Autant la RE2020 favorise la construction biosourcée en termes de carbone et de Bbio, autant elle passe à côté du potentiel de réponse des biosourcés par rapport au confort d’été.
Dans la continuité des ateliers pédagogiques relatifs à la RE2020, et afin d’aller dans le détail, le Forum Bois Construction avait voulu programmer un atelier sur "L’inconfort d’été". En d’autres termes, comment vivre sans clim’ en canicule ? Ou bien : faudrait-il autoriser les constructions bois à s’équiper de panneaux photovoltaïques qui permettrait de faire du rafraîchissement en en période caniculaire, afin de compenser momentanément leur trop faible inertie ?
Vivre comme sous les tropiques
A ce moment donné de la préparation du Forum de Lille, il n’était pas encore apparu que les installations de froid contribuent immensément à l’effet de serre, non seulement à cause du coût énergétique, mais des gaz utilisés. Ce qui veut dire qu’il faut absolument bâtir des constructions résilientes en été, sans climatisation, et adapter notre perception du confort, à la fois dans les logements et dans les espaces publics (et renoncer au frigo par-dessus de marché). Il faut apprendre à vivre à 30° C dans les maisons avec un bon courant d’air, comme dans les tropiques, mais avec des habitations conçues également pour affronter ce qui reste encore des hivers.
François Consigny dresse le cadre carbone des enjeux de confort d'été.
Sujet et hors sujets utiles
En fin de compte, l’UICB a repris en solo la préparation de cet atelier recentré sagement sur la notion réglementaire de "confort d’été" telle qu’elle apparaît dans la RE2020. Elle a accepté quelques excursions hors du sujet, du fait de l'organisation générale : un prélude un peu décentré sur le carbone, par François Consigny et Philippe Bontemps, et l’opération Mélia à Taverny du promoteur Woodeum décidemment très présent au Forum.

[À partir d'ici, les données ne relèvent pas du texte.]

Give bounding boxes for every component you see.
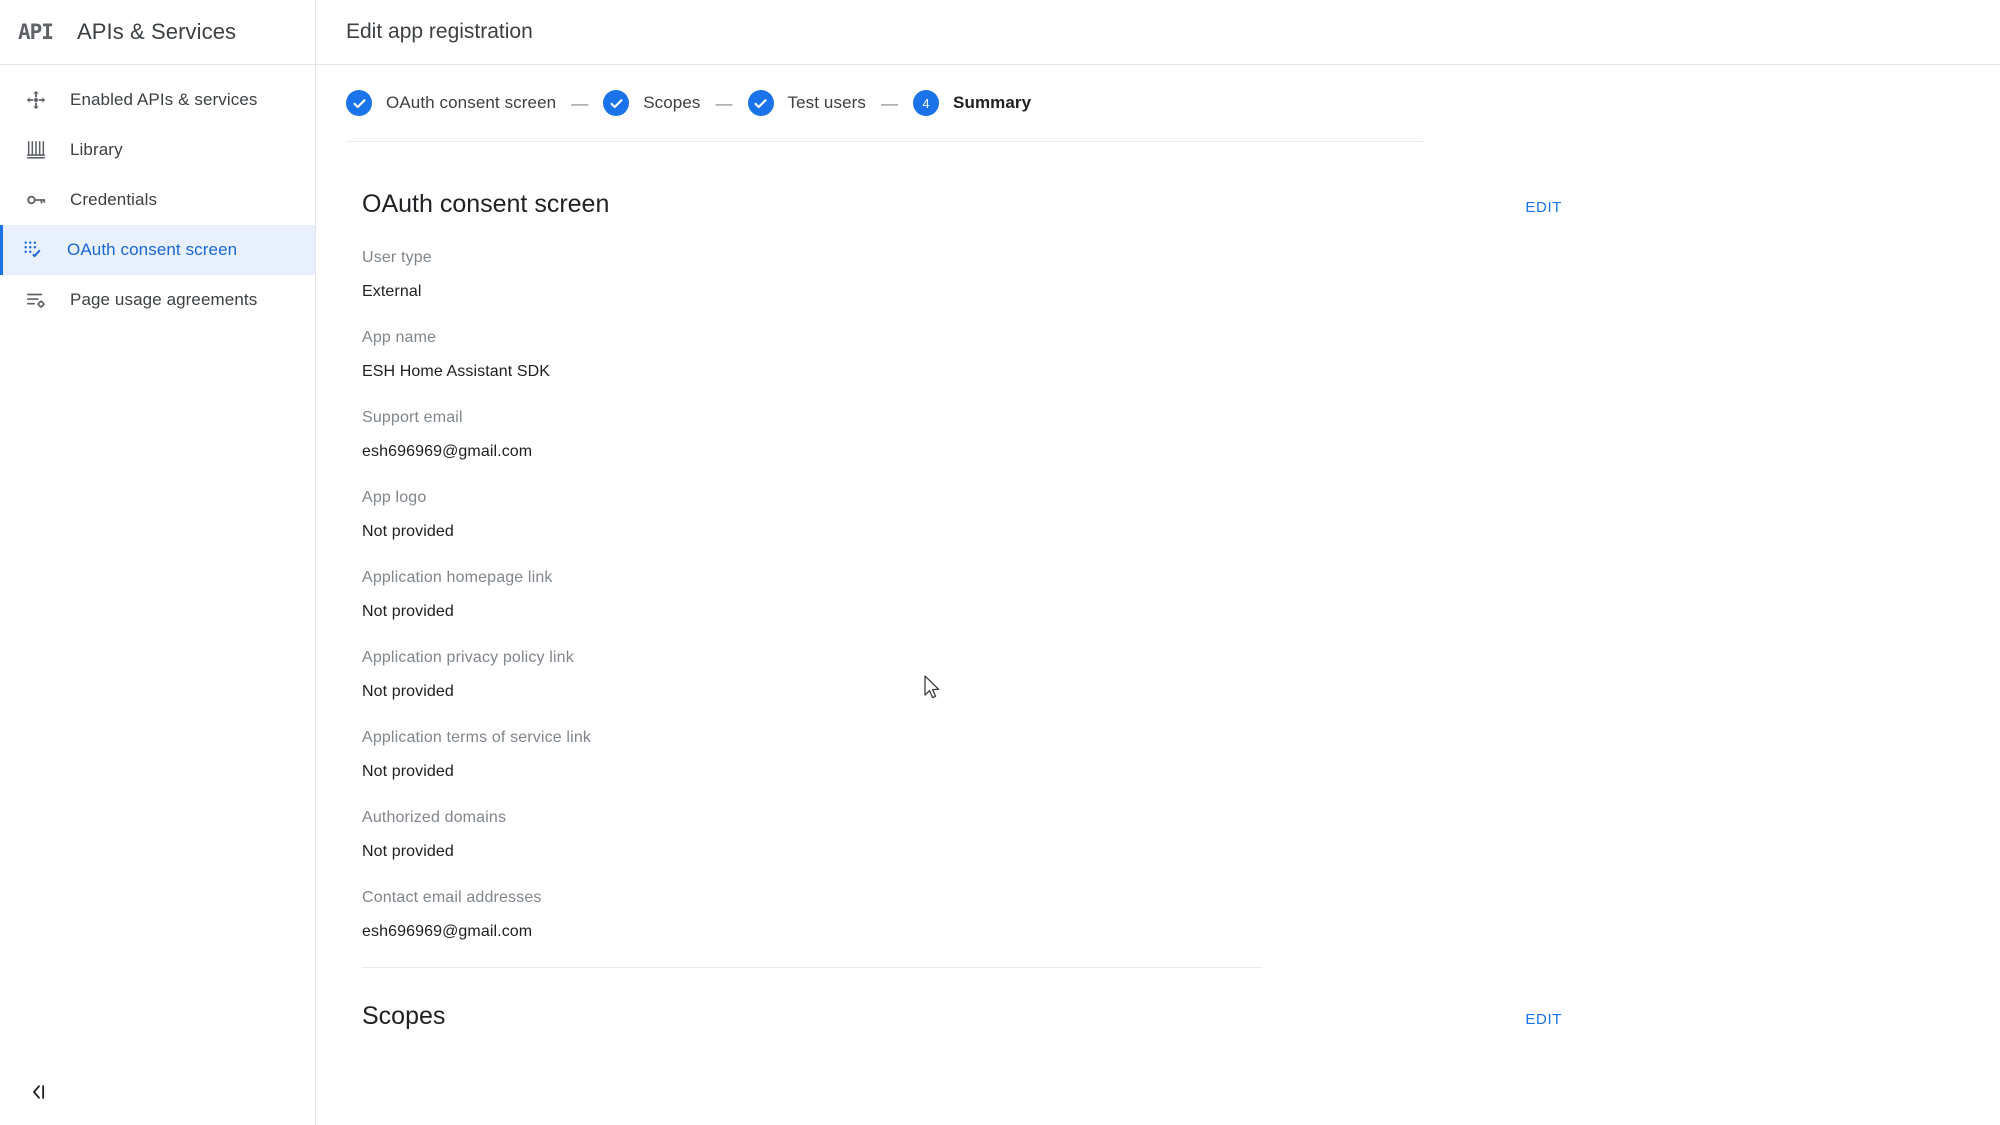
step-oauth-consent-screen[interactable]: OAuth consent screen <box>346 90 556 116</box>
edit-scopes-button[interactable]: EDIT <box>1525 1011 1562 1028</box>
step-label: Summary <box>953 93 1032 112</box>
field-app-logo: App logo Not provided <box>362 487 1562 543</box>
field-value: External <box>362 283 422 300</box>
field-value: Not provided <box>362 843 454 860</box>
oauth-consent-icon <box>21 238 45 262</box>
check-circle-icon <box>747 90 774 116</box>
field-label: Contact email addresses <box>362 889 542 906</box>
step-label: Scopes <box>643 93 701 112</box>
field-app-name: App name ESH Home Assistant SDK <box>362 327 1562 383</box>
field-contact-email-addresses: Contact email addresses esh696969@gmail.… <box>362 887 1562 943</box>
sidebar-item-library[interactable]: Library <box>0 125 315 175</box>
field-value: Not provided <box>362 763 454 780</box>
step-separator: — <box>715 93 733 113</box>
body-area: Enabled APIs & services Library Credenti… <box>0 65 2000 1125</box>
sidebar: Enabled APIs & services Library Credenti… <box>0 65 316 1125</box>
field-label: User type <box>362 249 432 266</box>
sidebar-item-credentials[interactable]: Credentials <box>0 175 315 225</box>
section-title: Scopes <box>362 1002 446 1030</box>
field-list: User type External App name ESH Home Ass… <box>346 219 1562 943</box>
page-usage-icon <box>24 288 48 312</box>
page-title: Edit app registration <box>346 20 533 43</box>
page-header: Edit app registration <box>316 0 2000 64</box>
field-label: App name <box>362 329 437 346</box>
api-logo-icon: API <box>18 19 54 44</box>
field-value: ESH Home Assistant SDK <box>362 363 551 380</box>
field-value: Not provided <box>362 603 454 620</box>
field-value: Not provided <box>362 683 454 700</box>
step-label: Test users <box>787 93 867 112</box>
brand-title: APIs & Services <box>76 19 237 44</box>
sidebar-item-label: OAuth consent screen <box>67 240 238 259</box>
section-header: OAuth consent screen EDIT <box>346 172 1562 219</box>
field-value: Not provided <box>362 523 454 540</box>
field-authorized-domains: Authorized domains Not provided <box>362 807 1562 863</box>
enabled-apis-icon <box>24 88 48 112</box>
sidebar-item-page-usage-agreements[interactable]: Page usage agreements <box>0 275 315 325</box>
field-application-homepage-link: Application homepage link Not provided <box>362 567 1562 623</box>
brand-area[interactable]: API APIs & Services <box>0 0 316 64</box>
step-scopes[interactable]: Scopes <box>603 90 700 116</box>
check-circle-icon <box>603 90 630 116</box>
section-header: Scopes EDIT <box>346 968 1562 1031</box>
step-number-badge: 4 <box>913 90 940 116</box>
step-test-users[interactable]: Test users <box>747 90 867 116</box>
library-icon <box>24 138 48 162</box>
stepper-wrap: OAuth consent screen — Scopes — Test use… <box>316 65 2000 142</box>
field-application-privacy-policy-link: Application privacy policy link Not prov… <box>362 647 1562 703</box>
sidebar-item-label: Enabled APIs & services <box>70 90 258 109</box>
field-support-email: Support email esh696969@gmail.com <box>362 407 1562 463</box>
step-label: OAuth consent screen <box>386 93 557 112</box>
field-value: esh696969@gmail.com <box>362 923 533 940</box>
top-bar: API APIs & Services Edit app registratio… <box>0 0 2000 65</box>
field-label: App logo <box>362 489 427 506</box>
sidebar-item-label: Credentials <box>70 190 158 209</box>
stepper: OAuth consent screen — Scopes — Test use… <box>346 65 1423 142</box>
section-title: OAuth consent screen <box>362 190 610 218</box>
check-circle-icon <box>346 90 372 116</box>
step-number: 4 <box>922 95 930 111</box>
field-application-terms-of-service-link: Application terms of service link Not pr… <box>362 727 1562 783</box>
step-separator: — <box>881 93 899 113</box>
step-separator: — <box>571 93 589 113</box>
field-label: Application privacy policy link <box>362 649 574 666</box>
sidebar-nav-list: Enabled APIs & services Library Credenti… <box>0 65 315 325</box>
field-label: Authorized domains <box>362 809 507 826</box>
step-summary[interactable]: 4 Summary <box>913 90 1031 116</box>
field-value: esh696969@gmail.com <box>362 443 533 460</box>
sidebar-item-label: Page usage agreements <box>70 290 258 309</box>
section-oauth-consent-screen: OAuth consent screen EDIT User type Exte… <box>346 172 1562 968</box>
field-user-type: User type External <box>362 247 1562 303</box>
field-label: Application terms of service link <box>362 729 592 746</box>
field-label: Application homepage link <box>362 569 553 586</box>
summary-content: OAuth consent screen EDIT User type Exte… <box>316 142 2000 1031</box>
edit-oauth-consent-screen-button[interactable]: EDIT <box>1525 199 1562 216</box>
key-icon <box>24 188 48 212</box>
sidebar-item-oauth-consent-screen[interactable]: OAuth consent screen <box>0 225 315 275</box>
sidebar-item-enabled-apis[interactable]: Enabled APIs & services <box>0 75 315 125</box>
field-label: Support email <box>362 409 463 426</box>
section-scopes: Scopes EDIT <box>346 968 1562 1031</box>
main-content: OAuth consent screen — Scopes — Test use… <box>316 65 2000 1125</box>
collapse-sidebar-icon[interactable] <box>22 1075 56 1109</box>
app-root: API APIs & Services Edit app registratio… <box>0 0 2000 1125</box>
sidebar-item-label: Library <box>70 140 123 159</box>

Philippe Bontemps plaide pour des solutions de confort d'été décarbonées et le cas échéant mixtes pour cadrer avec la réglementation incendie.
En ce qui concerne le carbone, à force de répéter la doxa actuelle, il faudra se résoudre à croire que la construction neuve et la rénovation pèse en France 30 millions de tonnes de CO. Au moins dispose-t-on désormais d’un chiffre.
Philippe Bontemps a attiré l’attention sur les possibilités qui existent afin de contribuer au confort d’été tout en décarbonant notamment par du bois. Il est vrai que les bardages, brise-soleil, volets, garde-corps et sous-face de balcon en bois sont surveillés de près par la réglementation incendie. C’est pourquoi l’ingénieur de Terrell suggère de travailler avec des façades mixtes, hybrides, un type de solution pas très présent en France à l’heure actuelle. Pour autant, David Lebannier pour Pouget Consultant, précise au cours de l’atelier qu’il n’y a rien de mieux en termes émissifs que des isolants (biosourcés) sous enduit sur structure bois.
Meli melo Mélia
Pour ce qui est du Melia de Woodeum, il s’agissait de présenter un exemple de logements collectifs et 16 mois après l’entrée en vigueur de la RE2020, il n’est toujours pas courant de trouver une opération à jour.
Le Mélia, RT2012, défraye la chronique car il répond aux exigences carbone de 2031, soit en carbone énergétique et en carbone matériau et construction. David Lebannier décrit comment le projet passe en-dessous des 490 kg éqCO2/m² SHAB (473 kg). On n’y arrive pas avec le seul recours au CLT, il faut jouer comme à Taverny la compacité, la limitation des menuiseries à 18% du SHAB, choisir des balcons en structures bois, des toits en charpente, des ETICs, des volets battants en bois, une CVC bas carbone. Bravo Mélia !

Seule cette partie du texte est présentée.